SETA Dış Politika Araştırmacısı Can Acun’a göre Türkiye’nin bağımsız dış politika çabası ve kendi çıkarlarını ön planda tutması, ABD’yi ciddi bir şekilde endişelendiriyor:
“ABD Türkiye’yi her zaman küçük ortağı olarak değerlendirirdi, şimdiyse büyük ortağın isteklerine itaat etmek istemeyen farklı bir ülke görüyorlar. Ve bu nedenle Beyaz Saray, Türkiye’yi cezalandıracak yöntemler arıyor. Buna ek olarak Trump, bize yaptırım uygulayarak gerçek bir ekonomik savaş içinde olduğu Çin’i de cezalandırıyor. Çin, ulusal para birimlerini kullanarak Türkiye ve Rusya’dan alüminyum ve demir ithal edeceğini açıkladı. Çin’in ardından Rusya ve İran da Türkiye’yi desteklediklerini açıkladılar. Bu durumda özellikle Türkiye’nin en büyük arz pazarı olan Avrupa Birliği’nin (AB) duruşu önem taşıyor. Ve AB, özellikle de Almanya, Türkiye’nin ekonomik açıdan zayıflatılmasına karşı çıkarak, burada yaşanacak bir krizden AB ülkelerinin de büyük ölçüde nasibini alacakları için bu ülkeyle işbirliğine devam etmeye hazır olduklarını dile getirdi.”
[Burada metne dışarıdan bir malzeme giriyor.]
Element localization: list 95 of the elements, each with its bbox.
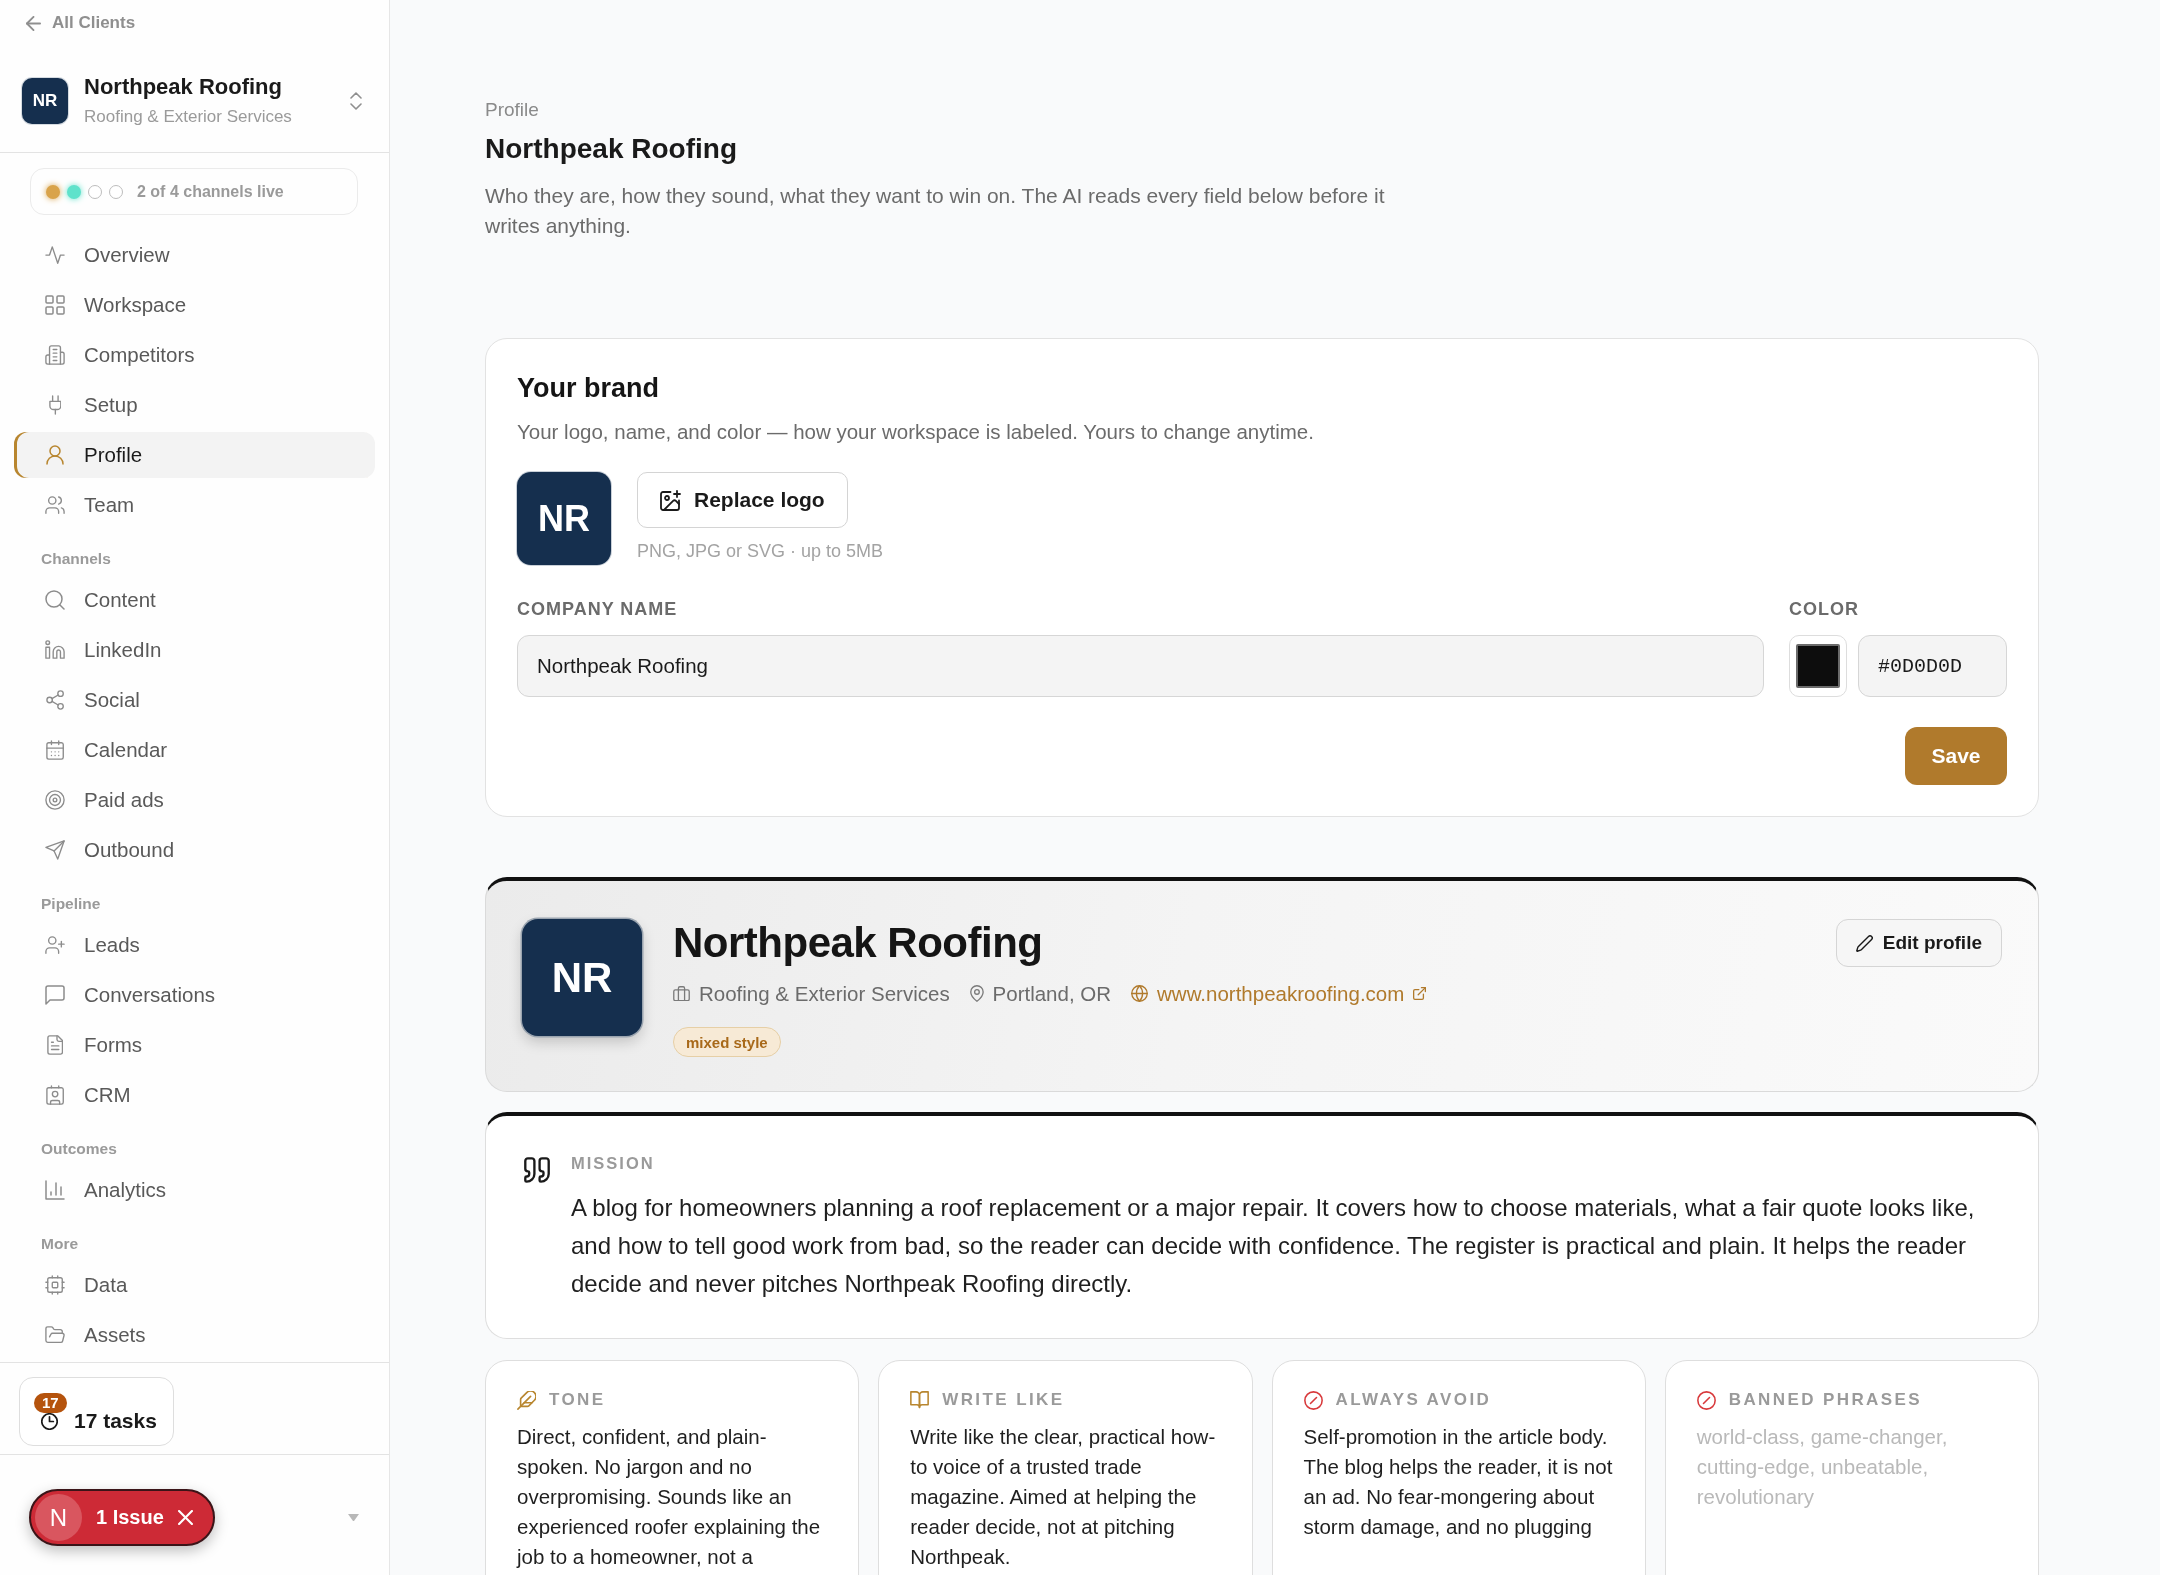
upload-hint: PNG, JPG or SVG · up to 5MB [637, 540, 884, 562]
pulse-icon [45, 245, 65, 265]
card-label: ALWAYS AVOID [1335, 1390, 1492, 1410]
section-heading: Outcomes [41, 1139, 117, 1159]
globe-icon [1131, 985, 1149, 1002]
card-subtitle: Your logo, name, and color — how your workspace is labeled. Yours to change anytime. [517, 419, 1315, 445]
nav-item[interactable]: Paid ads [14, 777, 375, 823]
nav-item[interactable]: Overview [14, 232, 375, 278]
guideline-text: Self-promotion in the article body. The blog helps the reader, it is not an ad. No fear-mongering about storm damage, and no plugging [1303, 1424, 1614, 1540]
company-name-input[interactable]: Northpeak Roofing [517, 635, 1764, 697]
search-icon [45, 590, 65, 610]
issues-button[interactable]: 1 Issue [96, 1506, 164, 1529]
replace-logo-button[interactable]: Replace logo [637, 472, 848, 528]
caret-down-icon[interactable] [348, 1513, 359, 1522]
field-label: COLOR [1789, 598, 1859, 620]
ban-icon [1303, 1390, 1323, 1410]
chat-bubble-icon [45, 985, 65, 1005]
hex-color-input[interactable]: #0D0D0D [1858, 635, 2007, 697]
industry-text: Roofing & Exterior Services [699, 981, 950, 1007]
nav-item[interactable]: Analytics [14, 1167, 375, 1213]
location-text: Portland, OR [992, 981, 1112, 1007]
add-person-icon [45, 935, 65, 955]
nav-item[interactable]: Conversations [14, 972, 375, 1018]
count-badge: 17 [34, 1393, 67, 1413]
style-tag: mixed style [673, 1027, 781, 1057]
nav-item[interactable]: Setup [14, 382, 375, 428]
nav-item[interactable]: Competitors [14, 332, 375, 378]
nav-item[interactable]: Social [14, 677, 375, 723]
logo-preview: NR [517, 472, 611, 565]
briefcase-icon [673, 985, 690, 1002]
section-heading: Channels [41, 549, 111, 569]
section-heading: Pipeline [41, 894, 101, 914]
nav-item[interactable]: Assets [14, 1312, 375, 1358]
calendar-icon [45, 740, 65, 760]
folder-icon [45, 1326, 65, 1344]
dev-tools-logo: N [35, 1494, 82, 1541]
ban-icon [1696, 1390, 1716, 1410]
section-label: MISSION [571, 1153, 655, 1173]
save-button[interactable]: Save [1905, 727, 2007, 785]
client-logo: NR [22, 77, 68, 124]
card-label: TONE [549, 1390, 606, 1410]
close-icon[interactable] [177, 1510, 193, 1525]
bar-chart-icon [45, 1180, 65, 1200]
map-pin-icon [969, 985, 984, 1002]
guideline-text: Write like the clear, practical how-to voice of a trusted trade magazine. Aimed at helping the reader decide, not at pitching Northpeak. [910, 1424, 1217, 1570]
client-name: Northpeak Roofing [84, 74, 283, 100]
company-name: Northpeak Roofing [673, 919, 1043, 967]
nav-item[interactable]: LinkedIn [14, 627, 375, 673]
nav-item[interactable]: Outbound [14, 827, 375, 873]
paper-plane-icon [45, 840, 65, 860]
plug-icon [48, 395, 62, 415]
open-book-icon [910, 1391, 930, 1409]
building-icon [45, 345, 65, 365]
arrow-left-icon [26, 15, 41, 31]
channel-status-text: 2 of 4 channels live [137, 182, 284, 201]
pencil-icon [1855, 934, 1873, 952]
people-icon [45, 495, 65, 515]
document-icon [46, 1035, 64, 1055]
nav-item[interactable]: Content [14, 577, 375, 623]
guideline-text: Direct, confident, and plain-spoken. No jargon and no overpromising. Sounds like an experienced roofer explaining the job to a homeowner, not a [517, 1424, 822, 1570]
grid-icon [45, 295, 65, 315]
card-title: Your brand [517, 372, 660, 404]
linkedin-icon [45, 640, 65, 660]
client-industry: Roofing & Exterior Services [84, 106, 293, 127]
nav-item[interactable]: Forms [14, 1022, 375, 1068]
nav-item[interactable]: CRM [14, 1072, 375, 1118]
color-swatch-button[interactable] [1789, 635, 1847, 697]
image-add-icon [660, 489, 681, 511]
nav-item[interactable]: Calendar [14, 727, 375, 773]
page-title: Northpeak Roofing [485, 132, 737, 166]
share-icon [45, 690, 65, 710]
section-heading: More [41, 1234, 79, 1254]
nav-item[interactable]: Workspace [14, 282, 375, 328]
page-eyebrow: Profile [485, 98, 539, 121]
nav-item[interactable]: Profile [14, 432, 375, 478]
edit-profile-button[interactable]: Edit profile [1835, 919, 2002, 967]
chip-icon [45, 1275, 65, 1295]
person-icon [46, 445, 64, 465]
card-label: WRITE LIKE [942, 1390, 1065, 1410]
page-description: Who they are, how they sound, what they want to win on. The AI reads every field below before it writes anything. [485, 183, 1386, 239]
mission-text: A blog for homeowners planning a roof replacement or a major repair. It covers how to choose materials, what a fair quote looks like, and how to tell good work from bad, so the reader can decide with confidence. The register is practical and plain. It helps the reader decide and never pitches Northpeak Roofing directly. [571, 1193, 1976, 1299]
nav-item[interactable]: Leads [14, 922, 375, 968]
field-label: COMPANY NAME [517, 598, 678, 620]
card-label: BANNED PHRASES [1728, 1390, 1922, 1410]
guideline-text: world-class, game-changer, cutting-edge, unbeatable, revolutionary [1696, 1424, 1949, 1510]
company-logo: NR [522, 919, 642, 1036]
target-icon [45, 790, 65, 810]
quote-icon [524, 1157, 550, 1183]
external-link-icon[interactable] [1413, 987, 1427, 1000]
contact-card-icon [45, 1085, 65, 1105]
nav-item[interactable]: Team [14, 482, 375, 528]
feather-icon [517, 1390, 536, 1410]
chevron-up-down-icon[interactable] [350, 91, 362, 110]
nav-item[interactable]: Data [14, 1262, 375, 1308]
clock-icon [41, 1412, 58, 1430]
Atılım Üniversitesi Uluslararası İlişkiler Bölümü Öğretim üyesi Prof. Dr. Hasan Ünal da, ABD’nin Soğuk Savaş’ın başlangıcından bu yana Türkiye’yi ‘sömürgesi’ gibi gördüğünü ifade ederek, benzer bir görüş ortaya koydu.
Ünal, “Ancak artık eski Türkiye yok. Türkiye ve ABD hemen hemen hiçbir konuda aynı fikirde değil. Buna ABD’nin Kıbrıs meselesinde Türk askerinin adadan çekilmesi konusunda yaptığı baskı, Ege Denizi’nde Türkiye’ye destek vermemesi, Ermeni soykırımı iftiralarında neredeyse hasım tarafta yer alması ve daha da önemlisi PKK ve bununla bağlantılı olan Büyük Kürdistan projesini doğrudan yürütmesi de dâhil” vurgusunda bulundu.
Görüldüğü üzere ABD, Türkiye’nin yeni rolüne ve konumuna, eski ortaklarını ve NATO’daki müttefikini olası bir düşman olarak görmeye psikolojik açıdan henüz hazır değil. Bu nedenle Washington, Türkiye’yi kendi etki alanında tutmak için elinden gelen tüm çabayı gösteriyor.